Italo agitó la mano izquierda y el irritante resonar de los tambores cesó. Tomó una bocanada de aire bien profunda y cerró los ojos. Cuando lo vi allí, tan tenso, encima de la pequeña plataforma de madera vestido con su resplandeciente traje de gala, casi tocando el techo de latón de la sala, de repente lo tuve todo muy claro. ¡Me iría de casa y me uniría al circo! ¡Yo también me convertiría en uno de esos Santini voladores, brincaría por el aire como un diablo, me sujetaría a las cuerdas del trapecio con los dientes!

Italo dio dos saltos mortales y medio por el aire y a mitad del tercero se agarró al brazo que le tendía Enrico, el más joven de los Santini. El público se puso en pie y aplaudió emocionado, mi padre me quitó la caja de cartón de las palomitas, la lanzó al aire y los pequeños copos de nieve salada cayeron sobre mi cabeza.

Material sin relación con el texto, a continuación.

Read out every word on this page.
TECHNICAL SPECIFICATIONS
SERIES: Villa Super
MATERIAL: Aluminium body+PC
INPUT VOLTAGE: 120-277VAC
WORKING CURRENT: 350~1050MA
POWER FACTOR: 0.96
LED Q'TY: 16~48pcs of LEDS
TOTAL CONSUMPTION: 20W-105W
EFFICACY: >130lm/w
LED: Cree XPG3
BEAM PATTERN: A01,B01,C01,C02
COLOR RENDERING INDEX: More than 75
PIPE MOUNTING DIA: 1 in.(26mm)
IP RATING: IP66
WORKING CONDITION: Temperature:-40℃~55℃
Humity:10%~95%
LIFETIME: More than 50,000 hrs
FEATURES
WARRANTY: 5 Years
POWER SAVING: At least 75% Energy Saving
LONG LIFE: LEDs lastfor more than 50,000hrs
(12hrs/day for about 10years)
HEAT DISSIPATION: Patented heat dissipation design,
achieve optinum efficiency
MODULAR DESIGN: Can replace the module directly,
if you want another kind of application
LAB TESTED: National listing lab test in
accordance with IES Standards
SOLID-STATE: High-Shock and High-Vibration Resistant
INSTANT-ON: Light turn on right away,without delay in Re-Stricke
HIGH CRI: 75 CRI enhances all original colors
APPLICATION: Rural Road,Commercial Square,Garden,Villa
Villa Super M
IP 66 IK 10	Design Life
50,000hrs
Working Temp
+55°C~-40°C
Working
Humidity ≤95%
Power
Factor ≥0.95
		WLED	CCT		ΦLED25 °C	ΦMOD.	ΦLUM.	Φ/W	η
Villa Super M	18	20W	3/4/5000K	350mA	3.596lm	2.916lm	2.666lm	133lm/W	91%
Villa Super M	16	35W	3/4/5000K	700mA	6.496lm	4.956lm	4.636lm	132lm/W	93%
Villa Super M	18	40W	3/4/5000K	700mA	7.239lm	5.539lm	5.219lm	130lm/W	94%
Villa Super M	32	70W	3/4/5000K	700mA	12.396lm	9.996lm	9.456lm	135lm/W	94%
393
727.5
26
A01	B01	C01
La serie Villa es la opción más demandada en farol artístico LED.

Hay niños que se tienen que escapar de casa por la noche para unirse a un circo, pero a mí me había llevado mi padre en coche. Tanto él como mi madre me habían ayudado a meter la ropa en la maleta.

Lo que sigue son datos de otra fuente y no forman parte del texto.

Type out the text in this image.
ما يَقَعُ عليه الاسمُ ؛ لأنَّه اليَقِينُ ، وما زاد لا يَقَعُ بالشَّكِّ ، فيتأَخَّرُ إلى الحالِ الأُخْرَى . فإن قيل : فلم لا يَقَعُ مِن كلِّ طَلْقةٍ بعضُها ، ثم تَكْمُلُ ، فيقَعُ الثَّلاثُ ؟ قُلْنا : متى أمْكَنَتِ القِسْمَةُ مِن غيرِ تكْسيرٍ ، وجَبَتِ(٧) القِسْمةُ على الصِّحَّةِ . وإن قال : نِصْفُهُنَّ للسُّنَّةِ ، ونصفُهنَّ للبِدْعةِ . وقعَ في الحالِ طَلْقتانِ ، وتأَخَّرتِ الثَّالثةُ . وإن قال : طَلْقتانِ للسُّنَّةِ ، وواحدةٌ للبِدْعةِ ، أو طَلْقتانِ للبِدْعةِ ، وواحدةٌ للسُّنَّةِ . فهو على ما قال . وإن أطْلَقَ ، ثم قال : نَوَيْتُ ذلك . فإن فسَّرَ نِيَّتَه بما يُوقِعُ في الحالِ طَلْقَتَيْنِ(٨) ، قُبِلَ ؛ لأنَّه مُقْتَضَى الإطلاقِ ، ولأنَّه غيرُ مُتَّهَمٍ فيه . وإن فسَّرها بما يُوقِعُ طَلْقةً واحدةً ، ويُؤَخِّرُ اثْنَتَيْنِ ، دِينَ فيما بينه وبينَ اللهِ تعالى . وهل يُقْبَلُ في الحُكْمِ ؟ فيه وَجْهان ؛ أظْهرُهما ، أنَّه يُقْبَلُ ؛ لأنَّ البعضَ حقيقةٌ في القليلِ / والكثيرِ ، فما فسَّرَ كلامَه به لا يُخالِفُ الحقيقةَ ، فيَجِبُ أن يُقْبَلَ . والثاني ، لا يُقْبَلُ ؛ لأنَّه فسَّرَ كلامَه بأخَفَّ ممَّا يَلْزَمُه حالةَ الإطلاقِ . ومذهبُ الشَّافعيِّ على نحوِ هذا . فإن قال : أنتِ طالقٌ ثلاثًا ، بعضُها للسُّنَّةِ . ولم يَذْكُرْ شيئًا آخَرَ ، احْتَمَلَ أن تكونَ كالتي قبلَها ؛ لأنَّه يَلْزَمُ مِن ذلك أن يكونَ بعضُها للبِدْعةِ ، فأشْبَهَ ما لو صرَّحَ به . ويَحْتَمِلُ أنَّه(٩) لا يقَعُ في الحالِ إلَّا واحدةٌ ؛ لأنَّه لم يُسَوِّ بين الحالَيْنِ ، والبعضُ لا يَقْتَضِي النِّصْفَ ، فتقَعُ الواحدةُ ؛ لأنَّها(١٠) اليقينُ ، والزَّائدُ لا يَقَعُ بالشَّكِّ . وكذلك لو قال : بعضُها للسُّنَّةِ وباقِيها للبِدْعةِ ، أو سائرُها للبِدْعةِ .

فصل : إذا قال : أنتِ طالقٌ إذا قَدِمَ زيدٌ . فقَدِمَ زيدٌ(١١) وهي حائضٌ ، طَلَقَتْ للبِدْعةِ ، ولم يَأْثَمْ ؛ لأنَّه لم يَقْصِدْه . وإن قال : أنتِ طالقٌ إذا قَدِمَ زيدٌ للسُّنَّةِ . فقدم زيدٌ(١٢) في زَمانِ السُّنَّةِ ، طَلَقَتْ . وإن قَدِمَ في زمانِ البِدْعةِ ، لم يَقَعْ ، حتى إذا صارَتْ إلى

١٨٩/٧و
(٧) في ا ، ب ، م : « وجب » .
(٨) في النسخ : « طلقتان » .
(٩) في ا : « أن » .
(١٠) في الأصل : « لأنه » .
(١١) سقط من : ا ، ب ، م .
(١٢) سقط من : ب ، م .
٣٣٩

–Estoy tan orgulloso de ti, querido hijo –me dijo mi padre, al tiempo que me abrazaba un momento antes de que yo cerrara de golpe la puerta de la caravana de padre Luigi Santini–. Que te vaya bien, Ariel–Marcelo Santini. Y piensa también un poco en mí y en mamá cada vez que te eches a volar ahí en lo alto, por encima de la pista del circo.

Padre Luigi me había abierto la puerta vestido con unos pantalones brillantes de actuar y la camisa de un pijama jaspeado.

–Quiero ir con ustedes, padre Luigi –susurré–, yo también quiero ser un Santini volador.

Padre Luigi miró con ojos escrutadores mi cuerpo, me palpó con interés los músculos de los brazos y finalmente me dejó pasar.

–Son muchos los niños que desean ser Santinis voladores –dijo, tras unos segundos de silencio–. ¿Por qué crees que justamente tú eres el adecuado?

No supe qué responder, me mordí el labio inferior y me quedé en silencio.

–¿Eres valiente? –me preguntó padre Luigi.

Asentí con la cabeza. Padre Luigi adelantó velozmente un puño hacia mí. No me moví ni un milímetro, ni tan siquiera pestañeé.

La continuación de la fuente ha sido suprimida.